Os textos que conheço, dele, ou do partido, os mais interessantes e
consistentes são obviamente da autoria do David Justino, que tem mais
experiência, sensatez e compreensão da vida política na sua extensão. Não creio
que tão brevemente haja alternativa ao governo socialista, ou de esquerdas.
Isso não faz de
Rio mais candidato a vice-primeiro-ministro do que a primeiro-ministro?
É muito possível
que seja essa a vocação. O que é pena, porque um grande partido como o PSD não
pode aspirar a ser vice. Pode acontecer-lhe ser vice, como já foi, como ao PS
também pode acontecer. Mas a aspiração não pode ser essa.
O que é que me
sobra? Por defeito, o Bloco Central
Já escreveu que a
esquerda sozinha não consegue resolver os problemas, a direita sozinha também
não e muito menos um só partido. Defende um Bloco Central (BC)?
Eu não sei qual é
a receita culinária, mas sou a favor de um BC. O BC significa para mim uma aliança
programática, sólida, entre a maior parte da esquerda democrática e a maior
parte da direita democrática. Suponha que o PSD se quebra, que há um partido
novo que aparece. Muita coisa pode acontecer que altere a simples ideia de que
o Bloco Central é PS e o PSD. E não estou a sonhar: se olhar para a Europa, a
exceção é Portugal, com os mesmos partidos, nos mesmos sítios.
Qual era a
vantagem?
Para fazer
reformas temos de ter elites privadas e públicas capazes de as promover. E um
certo clima de confiança e de honestidade. Não temos e isso não se fabrica. Mas
se nunca se abre a condições para isto, então não temos mesmo. A esquerda unida
é totalmente incapaz.
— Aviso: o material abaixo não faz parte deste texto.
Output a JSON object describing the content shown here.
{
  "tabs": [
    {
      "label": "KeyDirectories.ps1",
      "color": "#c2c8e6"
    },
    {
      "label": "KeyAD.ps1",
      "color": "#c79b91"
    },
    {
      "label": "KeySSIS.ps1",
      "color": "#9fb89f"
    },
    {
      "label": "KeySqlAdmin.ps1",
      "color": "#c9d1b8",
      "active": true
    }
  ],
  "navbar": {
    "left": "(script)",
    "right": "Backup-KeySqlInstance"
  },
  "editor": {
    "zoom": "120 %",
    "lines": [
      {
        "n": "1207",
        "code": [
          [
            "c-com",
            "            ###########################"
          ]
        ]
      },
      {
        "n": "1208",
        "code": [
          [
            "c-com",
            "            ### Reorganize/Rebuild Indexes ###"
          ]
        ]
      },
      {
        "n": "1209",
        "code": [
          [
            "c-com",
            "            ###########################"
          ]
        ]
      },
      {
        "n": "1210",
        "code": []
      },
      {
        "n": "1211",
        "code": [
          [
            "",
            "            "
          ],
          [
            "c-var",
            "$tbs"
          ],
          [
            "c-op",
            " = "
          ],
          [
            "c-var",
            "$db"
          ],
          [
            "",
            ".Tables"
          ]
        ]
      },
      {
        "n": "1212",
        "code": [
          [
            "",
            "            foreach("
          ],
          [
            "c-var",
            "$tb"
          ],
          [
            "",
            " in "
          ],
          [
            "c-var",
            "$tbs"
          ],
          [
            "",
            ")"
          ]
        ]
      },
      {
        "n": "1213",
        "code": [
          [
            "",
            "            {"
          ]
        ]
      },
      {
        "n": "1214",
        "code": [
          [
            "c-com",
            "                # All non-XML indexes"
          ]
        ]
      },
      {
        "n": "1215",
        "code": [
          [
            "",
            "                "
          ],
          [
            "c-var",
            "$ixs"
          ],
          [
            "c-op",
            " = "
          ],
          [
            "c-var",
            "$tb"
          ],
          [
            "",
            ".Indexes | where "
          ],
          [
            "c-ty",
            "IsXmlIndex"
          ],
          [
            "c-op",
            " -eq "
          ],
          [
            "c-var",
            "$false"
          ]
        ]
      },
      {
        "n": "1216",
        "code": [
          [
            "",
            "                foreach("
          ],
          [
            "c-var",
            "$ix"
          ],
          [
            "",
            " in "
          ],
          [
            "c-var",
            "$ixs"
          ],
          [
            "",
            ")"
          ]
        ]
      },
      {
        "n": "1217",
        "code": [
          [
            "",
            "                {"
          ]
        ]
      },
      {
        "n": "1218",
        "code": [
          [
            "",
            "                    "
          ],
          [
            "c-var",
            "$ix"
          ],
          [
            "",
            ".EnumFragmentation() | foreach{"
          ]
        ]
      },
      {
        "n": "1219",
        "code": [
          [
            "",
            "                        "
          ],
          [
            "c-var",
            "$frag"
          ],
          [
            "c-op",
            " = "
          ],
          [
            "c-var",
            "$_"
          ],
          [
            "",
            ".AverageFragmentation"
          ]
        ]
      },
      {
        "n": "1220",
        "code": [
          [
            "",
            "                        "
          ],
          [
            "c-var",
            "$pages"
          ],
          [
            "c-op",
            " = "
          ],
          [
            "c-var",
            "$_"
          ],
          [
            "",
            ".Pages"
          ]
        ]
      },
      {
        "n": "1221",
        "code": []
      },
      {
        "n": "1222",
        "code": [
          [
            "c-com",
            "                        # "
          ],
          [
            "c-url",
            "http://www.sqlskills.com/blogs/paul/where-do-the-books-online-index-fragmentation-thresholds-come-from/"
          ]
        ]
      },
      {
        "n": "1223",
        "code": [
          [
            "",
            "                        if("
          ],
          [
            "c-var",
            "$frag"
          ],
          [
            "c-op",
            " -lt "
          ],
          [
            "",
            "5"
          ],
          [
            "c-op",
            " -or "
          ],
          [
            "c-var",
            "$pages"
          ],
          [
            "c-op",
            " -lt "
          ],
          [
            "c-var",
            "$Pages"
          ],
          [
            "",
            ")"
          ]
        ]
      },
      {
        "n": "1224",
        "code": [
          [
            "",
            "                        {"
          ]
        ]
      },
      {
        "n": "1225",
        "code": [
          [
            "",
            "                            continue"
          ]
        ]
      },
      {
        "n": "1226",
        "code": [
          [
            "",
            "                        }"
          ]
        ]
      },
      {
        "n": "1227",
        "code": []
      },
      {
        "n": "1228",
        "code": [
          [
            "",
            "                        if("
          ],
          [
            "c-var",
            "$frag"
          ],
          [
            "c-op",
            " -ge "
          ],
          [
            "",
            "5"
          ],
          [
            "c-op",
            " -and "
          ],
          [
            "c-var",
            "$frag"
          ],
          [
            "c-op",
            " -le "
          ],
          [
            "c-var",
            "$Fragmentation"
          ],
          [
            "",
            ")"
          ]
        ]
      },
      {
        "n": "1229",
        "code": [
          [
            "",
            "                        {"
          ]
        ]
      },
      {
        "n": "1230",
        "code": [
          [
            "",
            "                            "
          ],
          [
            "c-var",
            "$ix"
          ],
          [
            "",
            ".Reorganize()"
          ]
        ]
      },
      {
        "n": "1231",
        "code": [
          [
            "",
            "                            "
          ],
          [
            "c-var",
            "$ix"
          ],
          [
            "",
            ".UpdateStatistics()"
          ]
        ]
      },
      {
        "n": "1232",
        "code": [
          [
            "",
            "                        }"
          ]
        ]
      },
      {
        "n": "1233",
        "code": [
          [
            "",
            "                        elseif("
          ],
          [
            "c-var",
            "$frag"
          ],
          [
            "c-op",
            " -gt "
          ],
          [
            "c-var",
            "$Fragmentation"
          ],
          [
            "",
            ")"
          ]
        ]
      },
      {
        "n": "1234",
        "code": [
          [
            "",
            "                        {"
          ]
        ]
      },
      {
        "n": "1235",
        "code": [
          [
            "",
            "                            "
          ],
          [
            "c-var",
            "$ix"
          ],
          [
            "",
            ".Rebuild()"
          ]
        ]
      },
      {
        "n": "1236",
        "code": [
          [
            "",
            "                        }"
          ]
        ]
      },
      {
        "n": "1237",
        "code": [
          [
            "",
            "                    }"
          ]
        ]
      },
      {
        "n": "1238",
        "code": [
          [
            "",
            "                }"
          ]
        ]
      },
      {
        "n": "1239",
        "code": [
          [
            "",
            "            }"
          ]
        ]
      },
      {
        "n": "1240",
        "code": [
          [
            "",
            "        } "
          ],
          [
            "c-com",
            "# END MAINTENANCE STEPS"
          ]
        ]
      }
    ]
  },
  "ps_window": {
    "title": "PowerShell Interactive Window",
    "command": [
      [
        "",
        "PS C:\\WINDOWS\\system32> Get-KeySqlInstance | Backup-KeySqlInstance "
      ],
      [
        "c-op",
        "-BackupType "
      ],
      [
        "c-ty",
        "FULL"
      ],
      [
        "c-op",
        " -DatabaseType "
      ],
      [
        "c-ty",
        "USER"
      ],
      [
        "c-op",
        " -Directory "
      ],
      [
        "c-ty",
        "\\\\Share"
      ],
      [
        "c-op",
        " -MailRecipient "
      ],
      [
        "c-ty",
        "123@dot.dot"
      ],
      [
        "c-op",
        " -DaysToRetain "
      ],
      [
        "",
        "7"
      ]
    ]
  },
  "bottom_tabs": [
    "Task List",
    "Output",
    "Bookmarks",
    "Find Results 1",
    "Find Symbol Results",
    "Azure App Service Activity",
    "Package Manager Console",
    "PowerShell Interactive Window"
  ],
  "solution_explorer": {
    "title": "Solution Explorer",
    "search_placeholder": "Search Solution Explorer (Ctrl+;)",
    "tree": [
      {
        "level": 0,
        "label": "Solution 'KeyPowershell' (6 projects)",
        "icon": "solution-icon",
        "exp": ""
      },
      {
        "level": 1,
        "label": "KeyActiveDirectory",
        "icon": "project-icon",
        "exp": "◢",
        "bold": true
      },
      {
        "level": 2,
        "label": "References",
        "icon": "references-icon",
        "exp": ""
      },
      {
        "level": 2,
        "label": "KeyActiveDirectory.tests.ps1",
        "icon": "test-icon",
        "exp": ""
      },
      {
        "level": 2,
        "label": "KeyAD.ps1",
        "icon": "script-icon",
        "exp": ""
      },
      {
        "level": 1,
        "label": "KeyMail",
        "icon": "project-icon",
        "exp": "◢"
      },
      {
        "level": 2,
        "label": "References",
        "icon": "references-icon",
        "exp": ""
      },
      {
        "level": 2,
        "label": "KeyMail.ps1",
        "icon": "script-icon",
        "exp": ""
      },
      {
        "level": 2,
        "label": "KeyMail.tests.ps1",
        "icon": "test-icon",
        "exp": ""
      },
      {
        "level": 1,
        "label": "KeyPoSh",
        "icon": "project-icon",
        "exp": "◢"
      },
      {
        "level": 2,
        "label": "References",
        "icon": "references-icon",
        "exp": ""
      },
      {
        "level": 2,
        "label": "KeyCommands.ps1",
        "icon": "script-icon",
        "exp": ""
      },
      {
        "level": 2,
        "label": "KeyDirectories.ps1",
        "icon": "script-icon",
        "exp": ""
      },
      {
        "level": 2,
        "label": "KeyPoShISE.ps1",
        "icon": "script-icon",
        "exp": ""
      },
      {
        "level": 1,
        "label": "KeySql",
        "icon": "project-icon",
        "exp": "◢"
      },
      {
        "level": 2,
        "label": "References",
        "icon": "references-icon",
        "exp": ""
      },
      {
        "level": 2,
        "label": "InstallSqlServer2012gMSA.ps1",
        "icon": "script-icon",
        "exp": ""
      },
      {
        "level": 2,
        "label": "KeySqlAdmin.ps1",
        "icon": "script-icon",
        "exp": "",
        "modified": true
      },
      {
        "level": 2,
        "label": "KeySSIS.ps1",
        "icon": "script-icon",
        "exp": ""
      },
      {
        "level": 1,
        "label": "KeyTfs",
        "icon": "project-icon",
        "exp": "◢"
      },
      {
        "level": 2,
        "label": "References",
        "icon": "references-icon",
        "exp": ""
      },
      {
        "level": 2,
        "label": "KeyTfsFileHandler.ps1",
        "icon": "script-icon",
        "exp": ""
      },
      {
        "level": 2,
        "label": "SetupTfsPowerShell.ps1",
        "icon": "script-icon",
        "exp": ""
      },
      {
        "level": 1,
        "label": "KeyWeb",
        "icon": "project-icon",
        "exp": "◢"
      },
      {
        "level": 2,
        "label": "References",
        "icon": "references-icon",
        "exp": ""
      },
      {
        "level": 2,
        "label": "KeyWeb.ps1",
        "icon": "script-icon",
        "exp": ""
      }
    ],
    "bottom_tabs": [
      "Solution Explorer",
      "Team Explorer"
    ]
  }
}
Metade da esquerda - o PCP, o BE e parte do PS - quer
destruir a iniciativa privada, acabar com o capitalismo e fazer o socialismo. É
o que dizem todos os dias, qualquer problema que surja, a resposta é a mesma,
"nacionalize-se", são uma espécie de papagaios. Isto não assegura
confiança internacional, dos mercados, nem do investimento privado. A direita é
cada vez menor, eleitoralmente. Teve o seu apogeu com a maioria de Cavaco Silva
- que do ponto de vista da realização foi sofrível, mas do ponto de vista da
tarefa histórica foi muito importante, ajudou a garantir a reforma da
constituição e liberalizou a economia - e acabou. Esgotou-se, não oferece
liberalismo consequente, não oferece nova aproximação europeia ou atlântica
sólida, não tem nada a oferecer, portanto não serve para nada. Não pode fazer
reformas, não tem força política, não tem apoio social, nos sindicatos… Se não
tenho maioria de direita possível ou imaginável, se não tenho maioria de
esquerda adequada, o que é que me sobra? Por defeito, o Bloco Central.
Rui Rio e Costa
têm tido aproximações recentes: no Orçamento suplementar, no fim dos debates
quinzenais. É um sinal?
Fez-se e o ter-se
feito já é qualquer coisa, mas ainda estamos no domínio do piscar de olho.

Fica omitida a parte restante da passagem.